IEEE Access (Jan 2020)
FPGA-Based Scale-Out Prototyping of Degridding Algorithm for Accelerating Square Kilometre Array Telescope Data Processing
Abstract
The SKA (Square Kilometre Array) radio telescope will become the most sensitive telescope by correlating a large number of antenna nodes to form a giant antenna array. The data generated from such a large number of antenna nodes will pose a huge storage problem and require real-time data processing to make the best use of data, and the SKA Scientific Data Processing becomes the bottleneck of the whole processing flow. However, the existing high-performance CPU- and GPU (Graphics Processing Unit)-based solutions cannot satisfy the performance requirements and power budget requirements well [1]. Due to the consideration of the high energy efficiency of hardware accelerators and the flexibility and cost of prototype design, in this paper, we explore the FPGA(Field Programmable Gate Array)-based prototype of one of the most computationally demanding procedures in SKA scientific data processing: degridding.

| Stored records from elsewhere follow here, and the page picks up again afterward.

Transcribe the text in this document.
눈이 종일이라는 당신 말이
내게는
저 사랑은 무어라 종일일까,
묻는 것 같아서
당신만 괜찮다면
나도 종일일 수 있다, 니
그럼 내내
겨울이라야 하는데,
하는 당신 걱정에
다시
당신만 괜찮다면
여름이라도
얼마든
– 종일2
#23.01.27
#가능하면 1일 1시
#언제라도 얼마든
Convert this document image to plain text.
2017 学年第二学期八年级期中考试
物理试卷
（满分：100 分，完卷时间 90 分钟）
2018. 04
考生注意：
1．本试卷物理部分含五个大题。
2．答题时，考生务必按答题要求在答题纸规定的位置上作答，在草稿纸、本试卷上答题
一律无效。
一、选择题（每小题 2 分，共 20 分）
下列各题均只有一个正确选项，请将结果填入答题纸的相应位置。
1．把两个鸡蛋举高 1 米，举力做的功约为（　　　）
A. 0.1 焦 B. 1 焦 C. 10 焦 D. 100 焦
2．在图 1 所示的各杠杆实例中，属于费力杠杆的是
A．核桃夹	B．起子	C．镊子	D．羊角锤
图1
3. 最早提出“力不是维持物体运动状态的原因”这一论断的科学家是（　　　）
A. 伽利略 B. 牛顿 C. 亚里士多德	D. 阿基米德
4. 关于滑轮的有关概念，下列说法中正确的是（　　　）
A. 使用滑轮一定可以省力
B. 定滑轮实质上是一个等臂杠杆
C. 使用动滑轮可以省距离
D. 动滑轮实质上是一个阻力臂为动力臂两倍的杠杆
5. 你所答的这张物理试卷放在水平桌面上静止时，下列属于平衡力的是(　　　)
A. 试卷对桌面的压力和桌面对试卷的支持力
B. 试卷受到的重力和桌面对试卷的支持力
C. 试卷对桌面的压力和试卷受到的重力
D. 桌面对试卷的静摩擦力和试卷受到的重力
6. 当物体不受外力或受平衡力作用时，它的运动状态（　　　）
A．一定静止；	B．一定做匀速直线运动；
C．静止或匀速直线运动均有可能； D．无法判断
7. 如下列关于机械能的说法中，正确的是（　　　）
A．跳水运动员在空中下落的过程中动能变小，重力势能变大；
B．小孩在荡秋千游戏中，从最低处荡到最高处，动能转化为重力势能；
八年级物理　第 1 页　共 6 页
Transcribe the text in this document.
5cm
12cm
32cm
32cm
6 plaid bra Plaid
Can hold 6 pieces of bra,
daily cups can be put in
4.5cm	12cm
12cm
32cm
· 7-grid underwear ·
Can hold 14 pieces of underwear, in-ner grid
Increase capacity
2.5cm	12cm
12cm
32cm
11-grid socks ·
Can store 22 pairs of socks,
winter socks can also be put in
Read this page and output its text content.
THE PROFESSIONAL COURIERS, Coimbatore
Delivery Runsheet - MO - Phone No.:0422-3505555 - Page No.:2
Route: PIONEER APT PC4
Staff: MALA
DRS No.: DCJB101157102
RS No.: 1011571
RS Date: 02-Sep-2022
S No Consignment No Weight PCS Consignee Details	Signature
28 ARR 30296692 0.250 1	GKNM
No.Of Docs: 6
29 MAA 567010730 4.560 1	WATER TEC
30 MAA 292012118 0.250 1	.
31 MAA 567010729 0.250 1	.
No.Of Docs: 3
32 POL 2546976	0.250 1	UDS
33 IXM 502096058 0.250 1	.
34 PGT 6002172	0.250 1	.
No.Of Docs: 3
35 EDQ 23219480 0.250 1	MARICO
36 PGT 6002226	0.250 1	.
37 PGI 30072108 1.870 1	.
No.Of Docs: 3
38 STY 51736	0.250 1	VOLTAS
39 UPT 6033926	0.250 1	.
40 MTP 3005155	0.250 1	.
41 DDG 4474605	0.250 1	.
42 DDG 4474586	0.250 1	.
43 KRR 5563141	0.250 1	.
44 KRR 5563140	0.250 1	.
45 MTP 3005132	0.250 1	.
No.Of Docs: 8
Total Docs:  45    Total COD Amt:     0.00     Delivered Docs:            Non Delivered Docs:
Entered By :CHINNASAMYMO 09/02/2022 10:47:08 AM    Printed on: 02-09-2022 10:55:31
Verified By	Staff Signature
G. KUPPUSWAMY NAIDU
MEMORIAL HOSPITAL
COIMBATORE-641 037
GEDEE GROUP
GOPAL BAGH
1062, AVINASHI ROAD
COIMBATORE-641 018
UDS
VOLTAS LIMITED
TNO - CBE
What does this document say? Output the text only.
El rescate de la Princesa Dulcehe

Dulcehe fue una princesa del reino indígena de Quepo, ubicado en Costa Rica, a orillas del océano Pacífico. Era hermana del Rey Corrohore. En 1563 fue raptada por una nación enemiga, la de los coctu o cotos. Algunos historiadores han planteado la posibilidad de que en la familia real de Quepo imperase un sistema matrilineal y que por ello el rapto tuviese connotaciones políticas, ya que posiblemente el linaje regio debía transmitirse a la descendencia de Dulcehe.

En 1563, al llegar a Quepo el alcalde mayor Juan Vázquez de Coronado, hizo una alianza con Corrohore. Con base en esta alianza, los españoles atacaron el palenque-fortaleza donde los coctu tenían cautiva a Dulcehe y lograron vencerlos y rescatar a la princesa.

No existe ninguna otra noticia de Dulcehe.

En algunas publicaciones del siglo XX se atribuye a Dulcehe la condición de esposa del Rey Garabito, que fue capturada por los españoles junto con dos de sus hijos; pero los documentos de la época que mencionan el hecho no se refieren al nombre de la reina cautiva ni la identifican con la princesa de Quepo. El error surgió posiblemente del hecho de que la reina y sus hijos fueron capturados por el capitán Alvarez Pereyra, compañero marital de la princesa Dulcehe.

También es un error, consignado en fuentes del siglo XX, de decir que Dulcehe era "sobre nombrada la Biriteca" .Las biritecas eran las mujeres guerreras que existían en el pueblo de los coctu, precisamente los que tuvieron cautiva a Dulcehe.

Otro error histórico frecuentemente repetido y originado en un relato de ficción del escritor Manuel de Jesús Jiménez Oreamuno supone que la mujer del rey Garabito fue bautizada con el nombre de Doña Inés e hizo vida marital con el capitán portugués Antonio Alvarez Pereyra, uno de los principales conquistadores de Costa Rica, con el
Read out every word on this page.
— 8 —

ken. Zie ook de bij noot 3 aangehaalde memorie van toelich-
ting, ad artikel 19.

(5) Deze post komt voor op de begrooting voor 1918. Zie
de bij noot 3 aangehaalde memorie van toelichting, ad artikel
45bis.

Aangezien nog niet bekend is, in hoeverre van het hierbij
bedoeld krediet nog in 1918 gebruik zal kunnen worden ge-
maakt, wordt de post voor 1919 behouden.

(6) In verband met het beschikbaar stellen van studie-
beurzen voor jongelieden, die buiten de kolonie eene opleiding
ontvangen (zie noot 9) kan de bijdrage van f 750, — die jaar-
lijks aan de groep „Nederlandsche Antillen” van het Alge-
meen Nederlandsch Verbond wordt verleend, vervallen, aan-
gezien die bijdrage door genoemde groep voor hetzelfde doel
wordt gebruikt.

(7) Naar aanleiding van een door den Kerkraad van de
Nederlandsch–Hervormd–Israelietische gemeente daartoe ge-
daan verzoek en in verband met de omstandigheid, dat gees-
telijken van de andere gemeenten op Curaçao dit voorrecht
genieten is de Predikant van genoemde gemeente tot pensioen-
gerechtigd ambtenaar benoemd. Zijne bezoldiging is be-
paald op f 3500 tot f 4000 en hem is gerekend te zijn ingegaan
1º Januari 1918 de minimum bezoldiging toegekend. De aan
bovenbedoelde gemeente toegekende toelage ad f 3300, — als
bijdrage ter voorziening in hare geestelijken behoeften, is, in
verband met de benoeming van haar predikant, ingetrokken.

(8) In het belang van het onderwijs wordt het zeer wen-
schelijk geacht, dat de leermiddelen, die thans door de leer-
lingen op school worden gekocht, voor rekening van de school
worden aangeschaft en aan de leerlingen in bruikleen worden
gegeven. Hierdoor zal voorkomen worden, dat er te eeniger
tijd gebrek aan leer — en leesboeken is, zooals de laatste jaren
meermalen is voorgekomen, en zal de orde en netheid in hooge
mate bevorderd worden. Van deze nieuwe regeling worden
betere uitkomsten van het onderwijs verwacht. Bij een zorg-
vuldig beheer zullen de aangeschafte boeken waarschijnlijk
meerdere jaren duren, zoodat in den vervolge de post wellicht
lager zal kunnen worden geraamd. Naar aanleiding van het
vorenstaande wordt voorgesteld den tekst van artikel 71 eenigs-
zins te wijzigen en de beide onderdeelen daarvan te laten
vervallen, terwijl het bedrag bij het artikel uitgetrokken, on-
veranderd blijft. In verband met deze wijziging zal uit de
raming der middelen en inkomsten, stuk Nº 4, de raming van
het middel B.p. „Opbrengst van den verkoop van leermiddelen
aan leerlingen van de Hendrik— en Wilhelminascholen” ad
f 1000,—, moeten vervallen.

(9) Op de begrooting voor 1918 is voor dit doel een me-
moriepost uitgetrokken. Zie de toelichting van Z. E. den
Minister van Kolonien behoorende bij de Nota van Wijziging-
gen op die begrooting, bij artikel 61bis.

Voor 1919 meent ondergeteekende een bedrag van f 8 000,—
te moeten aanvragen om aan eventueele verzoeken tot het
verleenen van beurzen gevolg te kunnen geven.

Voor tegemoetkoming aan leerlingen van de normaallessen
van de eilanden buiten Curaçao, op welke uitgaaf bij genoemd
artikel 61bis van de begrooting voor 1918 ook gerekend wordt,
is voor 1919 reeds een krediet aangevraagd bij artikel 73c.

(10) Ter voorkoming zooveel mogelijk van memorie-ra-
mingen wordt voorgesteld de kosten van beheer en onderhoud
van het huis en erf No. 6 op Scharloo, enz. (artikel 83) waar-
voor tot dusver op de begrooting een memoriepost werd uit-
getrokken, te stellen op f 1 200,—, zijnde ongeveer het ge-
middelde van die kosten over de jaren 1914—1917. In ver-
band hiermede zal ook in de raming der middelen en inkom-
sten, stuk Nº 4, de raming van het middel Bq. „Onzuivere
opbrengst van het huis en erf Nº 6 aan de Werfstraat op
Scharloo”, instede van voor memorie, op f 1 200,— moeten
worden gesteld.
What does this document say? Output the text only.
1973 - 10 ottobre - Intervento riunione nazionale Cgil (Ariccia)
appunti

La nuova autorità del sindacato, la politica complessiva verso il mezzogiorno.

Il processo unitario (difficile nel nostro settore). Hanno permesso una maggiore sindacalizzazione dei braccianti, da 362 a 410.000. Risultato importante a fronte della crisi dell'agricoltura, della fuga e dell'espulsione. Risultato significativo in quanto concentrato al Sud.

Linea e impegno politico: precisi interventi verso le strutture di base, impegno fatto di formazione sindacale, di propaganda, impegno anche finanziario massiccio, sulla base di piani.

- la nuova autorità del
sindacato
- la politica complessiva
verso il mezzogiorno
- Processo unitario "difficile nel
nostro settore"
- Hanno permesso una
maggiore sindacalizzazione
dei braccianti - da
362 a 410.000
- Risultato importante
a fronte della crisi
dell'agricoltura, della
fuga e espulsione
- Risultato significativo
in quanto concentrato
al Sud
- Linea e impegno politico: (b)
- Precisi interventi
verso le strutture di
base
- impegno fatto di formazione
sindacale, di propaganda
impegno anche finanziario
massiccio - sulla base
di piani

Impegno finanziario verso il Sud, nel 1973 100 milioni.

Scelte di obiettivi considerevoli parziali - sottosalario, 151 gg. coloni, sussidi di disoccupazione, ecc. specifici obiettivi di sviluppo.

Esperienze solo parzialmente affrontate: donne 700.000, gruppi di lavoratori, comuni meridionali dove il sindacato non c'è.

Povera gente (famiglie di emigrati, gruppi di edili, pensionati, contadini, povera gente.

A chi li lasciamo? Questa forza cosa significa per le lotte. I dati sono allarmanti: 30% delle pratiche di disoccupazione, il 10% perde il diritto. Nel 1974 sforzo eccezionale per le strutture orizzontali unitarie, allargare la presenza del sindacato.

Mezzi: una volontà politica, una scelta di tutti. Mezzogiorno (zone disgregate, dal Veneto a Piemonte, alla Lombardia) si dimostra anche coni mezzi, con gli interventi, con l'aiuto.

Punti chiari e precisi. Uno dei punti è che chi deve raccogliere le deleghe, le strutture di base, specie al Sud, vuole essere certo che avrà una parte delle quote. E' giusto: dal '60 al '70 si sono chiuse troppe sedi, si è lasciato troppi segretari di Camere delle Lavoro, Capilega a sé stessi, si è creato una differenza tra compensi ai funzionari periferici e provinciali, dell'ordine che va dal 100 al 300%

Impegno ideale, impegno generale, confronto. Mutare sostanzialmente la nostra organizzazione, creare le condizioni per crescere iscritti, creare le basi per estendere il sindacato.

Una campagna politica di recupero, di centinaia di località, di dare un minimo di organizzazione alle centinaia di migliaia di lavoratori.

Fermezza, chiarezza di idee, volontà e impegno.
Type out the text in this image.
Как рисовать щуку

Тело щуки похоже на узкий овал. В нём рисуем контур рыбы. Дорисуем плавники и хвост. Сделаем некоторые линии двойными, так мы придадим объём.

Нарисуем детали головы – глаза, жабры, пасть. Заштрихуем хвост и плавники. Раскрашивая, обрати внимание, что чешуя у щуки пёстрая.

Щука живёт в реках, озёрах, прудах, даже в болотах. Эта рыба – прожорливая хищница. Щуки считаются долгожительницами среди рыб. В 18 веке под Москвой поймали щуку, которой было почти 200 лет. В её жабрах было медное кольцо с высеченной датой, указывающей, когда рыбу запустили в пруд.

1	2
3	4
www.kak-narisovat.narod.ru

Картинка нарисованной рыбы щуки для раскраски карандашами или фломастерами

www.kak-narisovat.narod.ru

Through the analysis of algorithm behavior and bottlenecks, we design and optimize the memory architecture and computing logic of an FPGA-based prototype. Besides, with the consideration of the relations between the required data of processing multiple spectral channels, we reuse the shared data in processing neighboring spectral channels, and the performance further improves. The functionality and performance of our design have been verified on the target FPGA board, and the software-based benchmarks were also measured on comparable CPU and GPU platforms, indicating that the FPGA-based prototype achieves 2.74 times and 2.03 times speedup, 7.64 times and 7.42 times energy efficiency than the MPI(Message Passing Interface)-based CPU benchmark and the CUDA (Compute Unified Device Architecture)-based GPU benchmark, respectively.